We obtain the simplest kind of material, a monoatomic lattice, if we put an atom rat(r) at each lattice point,
which can be described by the convolution

ρ(r) = ρat(r) * latt(r)
where the convolution of two functions f(r) and g(r) is defined as
{f * g}(r) = f(r) * g(r) = ∫ f(r') g(r-r') dr'
In words, we smear out the delta function at each lattice point with the atomic charge density rat(r).
 

Why do we go through this effort, writing down a simple thing in a complicated way? Well, we want to use
some powerful properties of the Fourier Transform, to save us a lot of calculations in the following.
The convolution theorem states that the Fourier transform of a the convolution of two functions f and g
is simply the product of the Fourier transforms of the two functions:

FT{f * g} = FT{f} FT{g}
Application to our point lattice yields thus without any further calculation
S(q) = fat(q) Latt(q)
i.e. the intensities of the diffraction peaks (hkl) fall off like |fat(ghkl)|2 .
 

If there is more than one atom per unit cell, we have a more complicated electron density:

ρ uc(r) = ∑ nrat,n(r-rn)
The index n now runs over all atoms within the unit cell, and rn are the positions of the atoms within the unit
cell. We have already developed all the tools previously for evaluating the structure factor
ρ (r) = ρ uc(r) * latt(r)
S(q) = Suc(q) * Latt(q)
with the structure factor of the unit cell
Suc(q) = ∑ n fat,n(q) exp(iqrn)
Here we made use of another property of the Fourier transform
FT{ f(r-r0) } = FT{ f(r) } * exp(iqr0).
in words: a shift in real space r0 yields a phase factor exp(iqr0) in reciprocal space.
 

This final form of the scattering factor is what we need, in order to use the kinematic approximation for
structure analysis of materials. The whole structural information is contained in the smooth function Suc(q). However, a single unit cell would not yield a measurable scattering signal. What happens in a crystal? We will only sample
Suc(q) at q=ghkl. However, since r(r) is a periodic function, the Fourier coefficients S(ghkl) already contain the whole information.
 

In fact, we actually only measure

I(ghkl)  = | S(ghkl) |2
i.e. we lose the phase information contained in S(q), which is generally a complex number. Now what happens, if we Fourier backtransform I(q)? Applying the convolution theorem backwards we get
FT-1{ I(q) } = FT-1{ S(q) S*(q) } = FT-1{ S(q) } * FT-1{ S*(q) } = ρ(r) * ρ(r) = P(r)
The Patterson function P(r) is the autocorrelation function of the electron density. This means, we have lost the information about the absolute positions of each atom within the unit cell, but we still can derive interatomic distances from the peaks of P(r). The Patterson function is the classic tool of crystallography, which derived schemes on how to reconstruct the original lattice structure from this information. In following steps the structure will be further refined by fitting structure models to the measured intensities.
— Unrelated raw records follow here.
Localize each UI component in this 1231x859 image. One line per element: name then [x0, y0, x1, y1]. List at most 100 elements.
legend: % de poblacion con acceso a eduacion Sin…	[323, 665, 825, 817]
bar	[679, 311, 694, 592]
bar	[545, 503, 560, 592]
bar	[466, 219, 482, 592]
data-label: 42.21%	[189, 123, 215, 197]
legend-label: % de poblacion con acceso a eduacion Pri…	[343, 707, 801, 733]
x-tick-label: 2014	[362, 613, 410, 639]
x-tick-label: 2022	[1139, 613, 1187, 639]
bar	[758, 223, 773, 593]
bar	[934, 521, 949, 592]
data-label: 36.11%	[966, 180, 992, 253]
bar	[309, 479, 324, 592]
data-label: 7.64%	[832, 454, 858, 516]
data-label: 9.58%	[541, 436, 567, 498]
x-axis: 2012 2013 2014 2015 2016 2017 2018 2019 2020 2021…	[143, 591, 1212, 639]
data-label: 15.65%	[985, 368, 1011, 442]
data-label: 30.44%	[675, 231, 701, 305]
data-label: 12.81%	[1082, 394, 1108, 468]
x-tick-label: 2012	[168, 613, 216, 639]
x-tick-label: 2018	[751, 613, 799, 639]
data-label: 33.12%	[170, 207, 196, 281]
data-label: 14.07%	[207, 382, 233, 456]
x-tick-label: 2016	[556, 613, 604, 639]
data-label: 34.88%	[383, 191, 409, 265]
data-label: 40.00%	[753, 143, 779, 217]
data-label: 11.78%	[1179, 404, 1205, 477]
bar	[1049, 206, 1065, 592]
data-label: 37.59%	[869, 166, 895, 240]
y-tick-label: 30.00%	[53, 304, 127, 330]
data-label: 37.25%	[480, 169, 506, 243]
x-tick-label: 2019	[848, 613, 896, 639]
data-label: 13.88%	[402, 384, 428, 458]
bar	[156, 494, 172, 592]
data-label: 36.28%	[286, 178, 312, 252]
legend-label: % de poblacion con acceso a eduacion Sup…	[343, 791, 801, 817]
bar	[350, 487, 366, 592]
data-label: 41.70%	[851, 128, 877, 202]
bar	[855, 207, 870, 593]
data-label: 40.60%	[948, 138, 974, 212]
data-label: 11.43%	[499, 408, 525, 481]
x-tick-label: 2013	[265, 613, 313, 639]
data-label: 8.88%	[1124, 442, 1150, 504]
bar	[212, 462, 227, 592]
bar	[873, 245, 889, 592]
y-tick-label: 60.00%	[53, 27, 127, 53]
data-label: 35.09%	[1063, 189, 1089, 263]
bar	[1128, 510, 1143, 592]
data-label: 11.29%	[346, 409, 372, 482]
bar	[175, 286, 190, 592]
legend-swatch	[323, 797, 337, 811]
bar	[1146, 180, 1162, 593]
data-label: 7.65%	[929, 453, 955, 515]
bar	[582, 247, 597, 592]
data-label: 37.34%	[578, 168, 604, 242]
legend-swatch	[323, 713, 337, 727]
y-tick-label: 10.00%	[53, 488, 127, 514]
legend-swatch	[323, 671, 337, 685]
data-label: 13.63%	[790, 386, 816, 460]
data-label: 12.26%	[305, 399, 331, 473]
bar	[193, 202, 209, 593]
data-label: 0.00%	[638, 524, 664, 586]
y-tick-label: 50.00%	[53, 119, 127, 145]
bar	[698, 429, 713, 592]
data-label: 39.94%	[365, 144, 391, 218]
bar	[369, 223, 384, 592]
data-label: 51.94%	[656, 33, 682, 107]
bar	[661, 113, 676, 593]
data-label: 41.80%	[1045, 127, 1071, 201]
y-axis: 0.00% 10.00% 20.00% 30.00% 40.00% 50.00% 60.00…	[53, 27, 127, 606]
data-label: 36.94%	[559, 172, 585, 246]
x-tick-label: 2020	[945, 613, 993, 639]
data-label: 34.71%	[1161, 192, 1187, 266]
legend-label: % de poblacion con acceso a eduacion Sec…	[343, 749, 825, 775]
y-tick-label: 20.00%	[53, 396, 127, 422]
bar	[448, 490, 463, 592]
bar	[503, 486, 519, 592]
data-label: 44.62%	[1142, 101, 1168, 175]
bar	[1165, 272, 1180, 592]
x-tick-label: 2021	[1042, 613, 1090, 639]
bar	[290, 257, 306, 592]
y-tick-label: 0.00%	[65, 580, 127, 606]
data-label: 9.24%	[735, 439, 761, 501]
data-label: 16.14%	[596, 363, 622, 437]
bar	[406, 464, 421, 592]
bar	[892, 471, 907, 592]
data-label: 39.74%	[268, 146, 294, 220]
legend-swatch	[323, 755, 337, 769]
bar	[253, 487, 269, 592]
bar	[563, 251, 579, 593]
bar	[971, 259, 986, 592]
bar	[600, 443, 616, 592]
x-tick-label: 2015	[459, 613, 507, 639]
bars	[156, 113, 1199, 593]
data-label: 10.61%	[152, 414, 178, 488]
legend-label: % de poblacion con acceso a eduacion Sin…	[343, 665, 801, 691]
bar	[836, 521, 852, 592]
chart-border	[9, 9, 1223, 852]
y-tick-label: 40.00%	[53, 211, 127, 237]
This scheme is works for about 100 atoms in the unit cell. Nowadays the classic approach has been replaced by so-called direct methods that try to guess phases subject to constraints that only models with charge densities resembling atomic densities are further refined. Direct methods cover a much larger parameter space that the classic refinement.

For very large unit cells as in protein crystals direct methods still fail. In such cases schemes have been devised, where
phase information can be recovered by comparing scattering intensities from the native material and heavy atom doped material. Instead of doping proteins with heavy atoms - which is not a trivial matter - recently methods have been devised, where phase information can be obtained, by comparing the diffraction intensities at an absorption edge and off-resonant (MAD). At the absorption edge the scattering power of the excited atom is reduced fom the off-resonant scattering power proportional to Z, so that it "looks" like a different atom. Hence the data set can be taken twice, once away from the edge and once right at the edge. Differences in the intensities due to f ' and f '' can be used to regain information on the scattering phases. These differences are only a few percent of the reflection intensity, hence high-quality data are needed.